As numerous industry experts have noted, social media is increasingly playing a key role in organizations' contact centers. More and more, individuals are turning to Facebook, Twitter and other channels to find support and express their satisfaction or lack thereof. Those organizations that ignore social media for these purposes risk being perceived as antiquated or unappreciative.
Yet adopting social media in the contact center can present a major challenge. As 1to1 Media contributor Rodney Kuhn recently noted, successful deployment requires both organization and collaboration.
Compared to traditional forms of customer service and support, social media is extremely chaotic. For one thing, there are many specific channels, and each one requires a different mode of response. Additionally, the appropriate response within a given channel will largely depend on the nature of the complaint, question or comment.
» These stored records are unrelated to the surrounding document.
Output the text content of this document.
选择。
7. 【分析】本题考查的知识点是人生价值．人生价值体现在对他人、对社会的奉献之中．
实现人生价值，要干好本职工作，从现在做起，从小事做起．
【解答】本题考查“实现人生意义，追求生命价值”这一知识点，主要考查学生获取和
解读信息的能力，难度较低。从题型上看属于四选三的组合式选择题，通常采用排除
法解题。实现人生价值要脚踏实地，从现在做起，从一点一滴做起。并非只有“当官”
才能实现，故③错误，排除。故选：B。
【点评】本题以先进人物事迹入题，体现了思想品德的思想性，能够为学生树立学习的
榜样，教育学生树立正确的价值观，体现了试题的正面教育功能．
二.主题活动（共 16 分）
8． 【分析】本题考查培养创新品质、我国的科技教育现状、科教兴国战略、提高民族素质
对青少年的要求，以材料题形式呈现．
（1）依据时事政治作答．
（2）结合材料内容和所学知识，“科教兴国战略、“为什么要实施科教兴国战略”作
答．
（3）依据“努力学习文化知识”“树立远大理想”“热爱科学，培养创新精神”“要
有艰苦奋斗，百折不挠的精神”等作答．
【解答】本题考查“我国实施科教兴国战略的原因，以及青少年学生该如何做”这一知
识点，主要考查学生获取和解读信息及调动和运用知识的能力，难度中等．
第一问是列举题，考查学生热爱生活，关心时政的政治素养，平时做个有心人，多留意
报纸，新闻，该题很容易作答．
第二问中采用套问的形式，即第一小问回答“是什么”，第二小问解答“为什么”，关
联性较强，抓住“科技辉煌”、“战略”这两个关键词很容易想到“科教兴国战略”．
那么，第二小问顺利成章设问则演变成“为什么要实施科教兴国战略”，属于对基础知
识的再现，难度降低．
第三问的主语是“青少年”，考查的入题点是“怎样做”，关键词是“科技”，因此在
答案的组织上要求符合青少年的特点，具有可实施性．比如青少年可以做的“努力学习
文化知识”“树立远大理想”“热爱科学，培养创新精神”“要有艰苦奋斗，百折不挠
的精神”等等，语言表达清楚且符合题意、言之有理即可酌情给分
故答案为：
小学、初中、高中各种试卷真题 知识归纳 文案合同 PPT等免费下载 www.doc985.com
To adequately respond to all of these difficulties, firms must take steps to thoroughly train their agents and develop a comprehensive plan for various situations that may arise, according to Kuhn. Firms should do research to determine how many agents to assign to this task, as well as which social networks and types of comments should be prioritized.
If firms fail to properly organize and train their agents, Kuhn noted, they run the risk of high turnover. This is a serious problem for contact centers, as agents typically become much better at handling customers, clients and members as they gain experience. If agents are frustrated by the difficulty of social media and do not receive training to help them, they will likely quit.
Kuhn also noted that it is crucial for organizations to ensure that their agents work together with other employees to improve performance on social media channels. Many times, the person in charge of responding to social media complaints and questions will lack the expertise needed to handle a particular issue. To avoid delays, firms should create simple ways for agents to find the IT person or manager needed to resolve issues.
Achieving these goals can be a challenge. However, technology can help. Writing for CIO, David Taber noted that social customer relationship management (CRM) software in particular can be beneficial. These programs can organize, prioritize, find and analyze social media behavior, which can greatly reduce the stress placed on contact center agents.
Associations and nonprofits interested in improving their social media responses should consider upgrading to an advanced association management system that features easy-to-use social CRM tools.